Let C be the circle of radius unity centred at the origin. If two positive numbers `x_1 and x_2` are such that the line passing through `(x_1,-1) and (x_2, 1)` is tangent to C then `x_1*x_2`

To solve the problem, we need to find the product \( x_1 \cdot x_2 \) given that the line passing through the points \( (x_1, -1) \) and \( (x_2, 1) \) is tangent to the circle centered at the origin with a radius of 1. ### Step-by-Step Solution: 1. **Equation of the Circle**: The equation of the circle \( C \) with radius 1 centered at the origin is given by: \[ x^2 + y^2 = 1 \] 2. **Equation of the Line**: The line passing through the points \( (x_1, -1) \) and \( (x_2, 1) \) can be expressed in the slope-intercept form.

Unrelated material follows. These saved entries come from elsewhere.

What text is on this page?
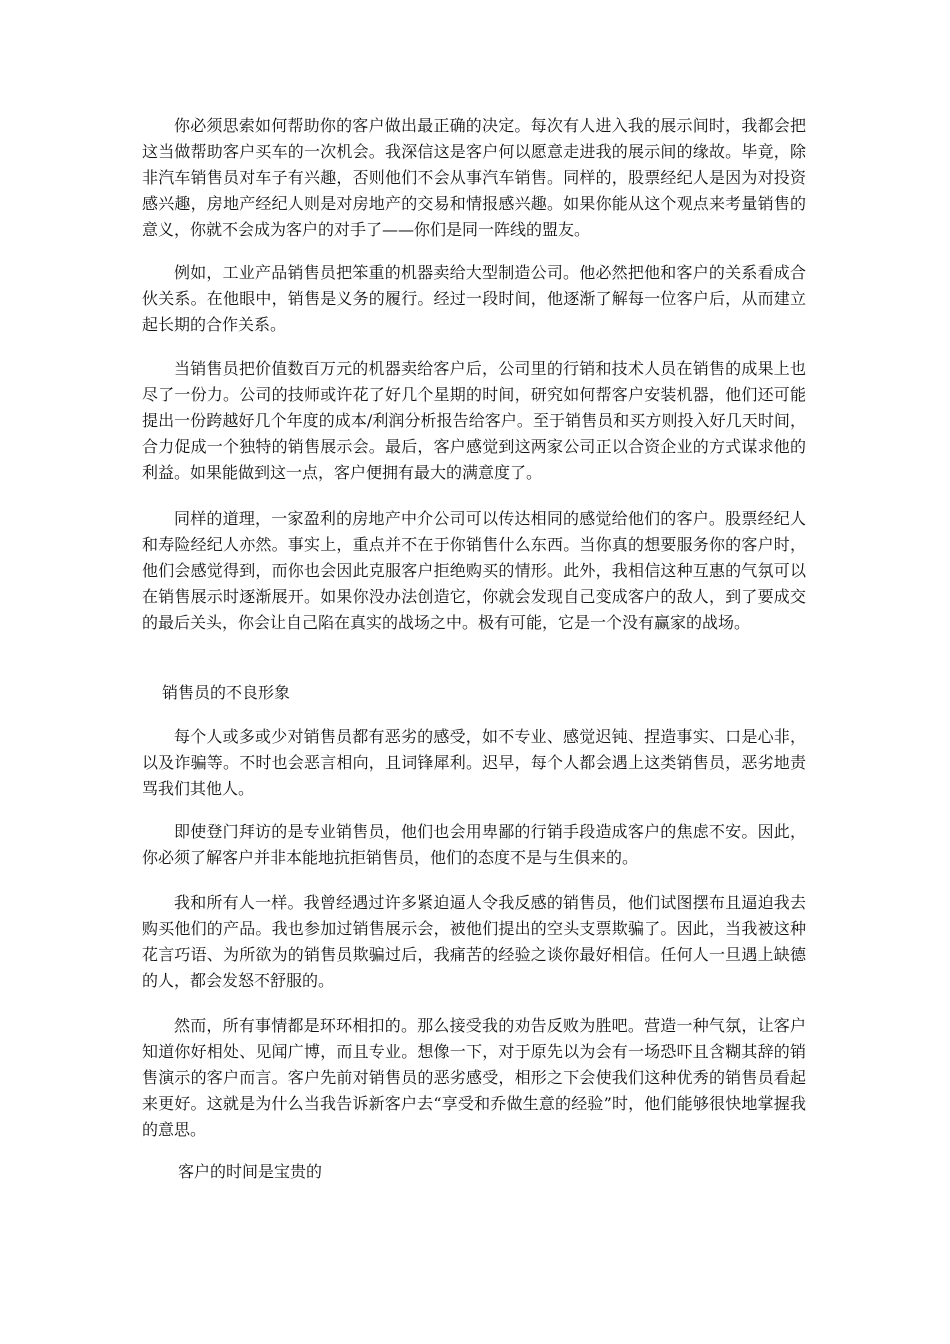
你必须思索如何帮助你的客户做出最正确的决定。每次有人进入我的展示间时，我都会把这当做帮助客户买车的一次机会。我深信这是客户何以愿意走进我的展示间的缘故。毕竟，除非汽车销售员对车子有兴趣，否则他们不会从事汽车销售。同样的，股票经纪人是因为对投资感兴趣，房地产经纪人则是对房地产的交易和情报感兴趣。如果你能从这个观点来考量销售的意义，你就不会成为客户的对手了——你们是同一阵线的盟友。

例如，工业产品销售员把笨重的机器卖给大型制造公司。他必然把他和客户的关系看成合伙关系。在他眼中，销售是义务的履行。经过一段时间，他逐渐了解每一位客户后，从而建立起长期的合作关系。

当销售员把价值数百万元的机器卖给客户后，公司里的行销和技术人员在销售的成果上也尽了一份力。公司的技师或许花了好几个星期的时间，研究如何帮客户安装机器，他们还可能提出一份跨越好几个年度的成本/利润分析报告给客户。至于销售员和买方则投入好几天时间，合力促成一个独特的销售展示会。最后，客户感觉到这两家公司正以合资企业的方式谋求他的利益。如果能做到这一点，客户便拥有最大的满意度了。

同样的道理，一家盈利的房地产中介公司可以传达相同的感觉给他们的客户。股票经纪人和寿险经纪人亦然。事实上，重点并不在于你销售什么东西。当你真的想要服务你的客户时，他们会感觉得到，而你也会因此克服客户拒绝购买的情形。此外，我相信这种互惠的气氛可以在销售展示时逐渐展开。如果你没办法创造它，你就会发现自己变成客户的敌人，到了要成交的最后关头，你会让自己陷在真实的战场之中。极有可能，它是一个没有赢家的战场。

销售员的不良形象

每个人或多或少对销售员都有恶劣的感受，如不专业、感觉迟钝、捏造事实、口是心非，以及诈骗等。不时也会恶言相向，且词锋犀利。迟早，每个人都会遇上这类销售员，恶劣地责骂我们其他人。

即使登门拜访的是专业销售员，他们也会用卑鄙的行销手段造成客户的焦虑不安。因此，你必须了解客户并非本能地抗拒销售员，他们的态度不是与生俱来的。

我和所有人一样。我曾经遇过许多紧迫逼人令我反感的销售员，他们试图摆布且逼迫我去购买他们的产品。我也参加过销售展示会，被他们提出的空头支票欺骗了。因此，当我被这种花言巧语、为所欲为的销售员欺骗过后，我痛苦的经验之谈你最好相信。任何人一旦遇上缺德的人，都会发怒不舒服的。

然而，所有事情都是环环相扣的。那么接受我的劝告反败为胜吧。营造一种气氛，让客户知道你好相处、见闻广博，而且专业。想像一下，对于原先以为会有一场恐吓且含糊其辞的销售演示的客户而言。客户先前对销售员的恶劣感受，相形之下会使我们这种优秀的销售员看起来更好。这就是为什么当我告诉新客户去“享受和乔做生意的经验”时，他们能够很快地掌握我的意思。

客户的时间是宝贵的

The slope \( m \) of the line connecting these two points is: \[ m = \frac{1 - (-1)}{x_2 - x_1} = \frac{2}{x_2 - x_1} \] Using point-slope form, the equation of the line can be written as: \[ y - (-1) = m(x - x_1) \quad \text{or} \quad y + 1 = \frac{2}{x_2 - x_1}(x - x_1) \] Rearranging gives: \[ y = \frac{2}{x_2 - x_1}x - \frac{2x_1}{x_2 - x_1} - 1 \] 3. **Finding the Tangent Condition**: For the line to be tangent to the circle, the perpendicular distance from the center of the circle (the origin) to the line must equal the radius (which is 1). The distance \( d \) from a point \( (x_0, y_0) \) to the line \( Ax + By + C = 0 \) is given by: \[ d = \frac{|Ax_0 + By_0 + C|}{\sqrt{A^2 + B^2}} \] For our line, we can rearrange it to the form \( Ax + By + C = 0 \): \[ \frac{2}{x_2 - x_1}x - y - \left(-\frac{2x_1}{x_2 - x_1} - 1\right) = 0 \] Here, \( A = \frac{2}{x_2 - x_1}, B = -1, C = -\left(-\frac{2x_1}{x_2 - x_1} - 1\right) \). 4. **Calculating the Distance**: Substituting \( (0, 0) \) for \( (x_0, y_0) \): \[ d = \frac{\left|0 + 0 + C\right|}{\sqrt{\left(\frac{2}{x_2 - x_1}\right)^2 + (-1)^2}} = 1 \] This simplifies to: \[ \frac{\left|-\frac{2x_1}{x_2 - x_1} - 1\right|}{\sqrt{\frac{4}{(x_2 - x_1)^2} + 1}} = 1 \] 5. **Squaring Both Sides**: Squaring both sides and simplifying will lead us to the relationship between \( x_1 \) and \( x_2 \). After simplification, we will find: \[ x_1 x_2 = 1 \] ### Conclusion: Thus, the product \( x_1 \cdot x_2 \) is equal to 1.